Tarver. (Chokes) I don't think I can last out the ten days. When that bench broke last night in the middle of my speech, I really thought it was my nervous system gone at last.

Grice. (Thunderously. Coming C.) Tarver!

Tarver. (Jumps) Oh, Admiral, don't speak to me like that or I shall cry.

(Phyllis sits on foot of sofa, her arm on Tarver's shoulder.)

Grice, You made a mistake last night. Canada is not to the north of Alaska.

Tarver. Did I say it was? (Phyllis shakes her head. Looks toward Phyllis) Oh, how awful!

Grice. Tarver, you are dining with me to-night.

Tarver. Yes, sir.

Grice. Bring your Atlas. We will go slowly through the countries of the world in my study afterwards.

Phyllis. (Rises quickly) Oh, but you can't, Admiral. There's the Philharmonic concert after your dinner party, and we all have to go to it.

Tarver. Yes, and my opponent is going to be there.

Phyllis. If Bobby were late, it would produce a bad impression.

Grice. Then come before dinner.

Tarver. (Rising) But, Admiral, I haven't written a word of my election speech yet except "Gentlemen" and that's a lie.

Grice. (Threateningly) Tarver! Wilson is not the only elector in the Lumley division who is wavering.

Phyllis. (Starts) Oh, Admiral!

Faraday. (Seated L.) You, Grice, you?

Phyllis. Oh, you couldn't vote against Bobby!

Grice. Perhaps not, but I might try.

Tarver. Oh! I'll bring my Atlas! (Speaks despairingly. Turns up R., looking for tonic.)

Phyllis. (Running to Admiral) Oh, yes, Bobby will be delighted to bring his Atlas.

Grice. Bobby will be delighted to take away his Atlas. (Martin enters L.I with copy of the "London Times" and a small folded periodical on salver.) Tarver, geography, eight o'clock sharp. Dinner, eight fifteen. (Turns to table.)

Martin. The Times, sir.

Faraday. At last.

Grice. Ah, the Times!

Aunt Ida. (Rising in alarm and backing up stage from chair. Grice takes her place in chair.) Oh, the Times, the Times!

Tarver. Oh, Phyllis, where is that bottle of Guy's tonic?

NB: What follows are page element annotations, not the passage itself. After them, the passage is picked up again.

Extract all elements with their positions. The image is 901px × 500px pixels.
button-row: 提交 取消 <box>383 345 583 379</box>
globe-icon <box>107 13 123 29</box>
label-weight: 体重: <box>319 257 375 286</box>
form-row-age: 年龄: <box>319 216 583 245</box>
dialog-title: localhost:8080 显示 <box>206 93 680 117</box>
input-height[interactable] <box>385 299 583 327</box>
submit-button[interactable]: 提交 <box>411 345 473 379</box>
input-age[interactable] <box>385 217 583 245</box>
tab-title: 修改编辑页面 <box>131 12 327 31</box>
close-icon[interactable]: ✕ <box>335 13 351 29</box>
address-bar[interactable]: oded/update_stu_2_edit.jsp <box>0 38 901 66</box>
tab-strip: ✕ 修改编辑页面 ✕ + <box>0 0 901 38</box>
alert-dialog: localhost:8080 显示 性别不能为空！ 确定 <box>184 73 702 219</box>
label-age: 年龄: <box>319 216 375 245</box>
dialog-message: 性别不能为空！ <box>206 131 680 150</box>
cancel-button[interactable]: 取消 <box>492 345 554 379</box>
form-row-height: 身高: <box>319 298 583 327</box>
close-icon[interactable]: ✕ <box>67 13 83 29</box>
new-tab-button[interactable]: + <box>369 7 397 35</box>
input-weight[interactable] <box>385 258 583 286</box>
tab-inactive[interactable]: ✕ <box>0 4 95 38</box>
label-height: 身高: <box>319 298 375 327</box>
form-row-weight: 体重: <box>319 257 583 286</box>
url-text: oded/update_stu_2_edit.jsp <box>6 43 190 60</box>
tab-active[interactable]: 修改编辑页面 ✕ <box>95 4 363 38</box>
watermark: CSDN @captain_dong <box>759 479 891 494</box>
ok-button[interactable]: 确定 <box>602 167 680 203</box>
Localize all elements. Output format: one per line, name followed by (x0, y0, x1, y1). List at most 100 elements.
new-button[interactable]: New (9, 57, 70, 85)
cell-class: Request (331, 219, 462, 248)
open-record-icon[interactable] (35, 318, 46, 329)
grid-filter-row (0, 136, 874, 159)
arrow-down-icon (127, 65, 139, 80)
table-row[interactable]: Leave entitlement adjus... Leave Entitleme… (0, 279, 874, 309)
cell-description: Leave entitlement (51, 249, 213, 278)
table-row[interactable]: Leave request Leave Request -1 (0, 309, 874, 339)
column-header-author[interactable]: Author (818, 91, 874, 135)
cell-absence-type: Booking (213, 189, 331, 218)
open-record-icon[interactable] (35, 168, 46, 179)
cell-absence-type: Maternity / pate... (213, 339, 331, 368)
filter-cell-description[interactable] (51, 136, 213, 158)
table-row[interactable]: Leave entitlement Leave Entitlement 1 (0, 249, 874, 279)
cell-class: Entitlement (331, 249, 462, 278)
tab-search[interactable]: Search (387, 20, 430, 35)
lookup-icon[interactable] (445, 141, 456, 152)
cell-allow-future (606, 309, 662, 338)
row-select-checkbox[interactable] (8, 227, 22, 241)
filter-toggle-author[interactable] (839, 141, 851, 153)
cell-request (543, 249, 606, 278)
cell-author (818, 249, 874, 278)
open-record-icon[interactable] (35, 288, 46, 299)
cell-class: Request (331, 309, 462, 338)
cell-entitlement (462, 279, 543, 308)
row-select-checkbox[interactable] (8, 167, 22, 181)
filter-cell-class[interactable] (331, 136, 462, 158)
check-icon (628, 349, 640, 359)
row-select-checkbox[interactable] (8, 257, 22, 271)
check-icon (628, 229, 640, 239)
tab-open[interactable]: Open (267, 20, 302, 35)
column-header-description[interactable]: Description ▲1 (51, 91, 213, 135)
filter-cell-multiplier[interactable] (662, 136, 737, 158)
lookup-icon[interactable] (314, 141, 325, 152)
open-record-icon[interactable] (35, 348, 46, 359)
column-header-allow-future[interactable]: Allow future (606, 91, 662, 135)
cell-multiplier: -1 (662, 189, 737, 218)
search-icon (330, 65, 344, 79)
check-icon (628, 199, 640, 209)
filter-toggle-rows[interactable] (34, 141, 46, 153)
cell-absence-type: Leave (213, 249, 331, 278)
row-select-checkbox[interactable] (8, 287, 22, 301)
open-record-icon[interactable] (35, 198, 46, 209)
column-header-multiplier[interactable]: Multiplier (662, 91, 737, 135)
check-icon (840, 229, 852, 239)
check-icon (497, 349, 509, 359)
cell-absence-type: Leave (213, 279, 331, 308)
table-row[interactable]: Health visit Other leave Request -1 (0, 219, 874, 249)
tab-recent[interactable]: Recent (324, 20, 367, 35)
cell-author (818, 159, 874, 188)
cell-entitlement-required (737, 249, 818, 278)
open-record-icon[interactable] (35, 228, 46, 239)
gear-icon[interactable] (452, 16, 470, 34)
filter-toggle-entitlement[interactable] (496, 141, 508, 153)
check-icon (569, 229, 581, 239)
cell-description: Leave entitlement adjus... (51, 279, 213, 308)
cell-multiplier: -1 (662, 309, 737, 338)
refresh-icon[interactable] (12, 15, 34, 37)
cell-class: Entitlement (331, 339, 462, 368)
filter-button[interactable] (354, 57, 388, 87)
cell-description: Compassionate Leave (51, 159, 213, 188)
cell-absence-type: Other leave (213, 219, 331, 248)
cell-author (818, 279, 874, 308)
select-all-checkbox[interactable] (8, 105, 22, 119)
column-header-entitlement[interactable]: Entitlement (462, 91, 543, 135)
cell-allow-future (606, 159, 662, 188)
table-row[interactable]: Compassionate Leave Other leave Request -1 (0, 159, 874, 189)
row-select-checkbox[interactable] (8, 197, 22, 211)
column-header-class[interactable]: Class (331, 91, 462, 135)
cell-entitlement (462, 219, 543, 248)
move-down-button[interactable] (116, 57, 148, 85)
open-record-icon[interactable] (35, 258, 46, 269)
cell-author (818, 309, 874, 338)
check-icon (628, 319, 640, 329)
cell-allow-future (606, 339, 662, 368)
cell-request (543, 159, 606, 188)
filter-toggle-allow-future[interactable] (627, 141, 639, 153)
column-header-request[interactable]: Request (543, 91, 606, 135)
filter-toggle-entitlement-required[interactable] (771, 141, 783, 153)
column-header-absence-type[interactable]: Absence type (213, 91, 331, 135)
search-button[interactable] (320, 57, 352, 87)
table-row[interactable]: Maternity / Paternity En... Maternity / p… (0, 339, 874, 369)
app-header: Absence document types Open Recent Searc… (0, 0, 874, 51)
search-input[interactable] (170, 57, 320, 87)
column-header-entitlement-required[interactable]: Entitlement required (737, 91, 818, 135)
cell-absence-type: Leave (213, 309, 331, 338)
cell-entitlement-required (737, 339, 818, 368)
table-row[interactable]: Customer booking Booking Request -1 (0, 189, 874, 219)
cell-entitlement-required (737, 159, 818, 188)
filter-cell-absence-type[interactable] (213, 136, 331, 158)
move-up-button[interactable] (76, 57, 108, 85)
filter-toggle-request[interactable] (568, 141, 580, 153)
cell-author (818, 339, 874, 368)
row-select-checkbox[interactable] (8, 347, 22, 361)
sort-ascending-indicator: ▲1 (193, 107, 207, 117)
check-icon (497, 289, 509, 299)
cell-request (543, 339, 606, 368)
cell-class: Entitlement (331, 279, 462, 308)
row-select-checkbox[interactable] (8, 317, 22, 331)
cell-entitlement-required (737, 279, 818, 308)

Phyllis. It is out here, Bobby. (Exit in the morning room.)

Tarver. (Following her) Thanks awfully. I needed it badly.

(Madge takes periodical and begins to read. Faraday takes the outer sheet of the Times, pulls it off, and throws it across table. It falls to floor R. of table. Grice stoops to pick it up. Evelyn takes it from his hand as he rises, saying, "Thank you, Admiral." Grice looks at her disgustedly and sits twiddling his thumbs. Note: The outer sheets of the Times must be stuck together in order to have them fall properly. Note: The birth, marriage and death column of the Times is in the upper left hand corner of the first page. Evelyn, Madge and Faraday have become absorbed in their papers. Grice looks about him and then, exasperated, seizes a book and sits R. of table L., reading it.)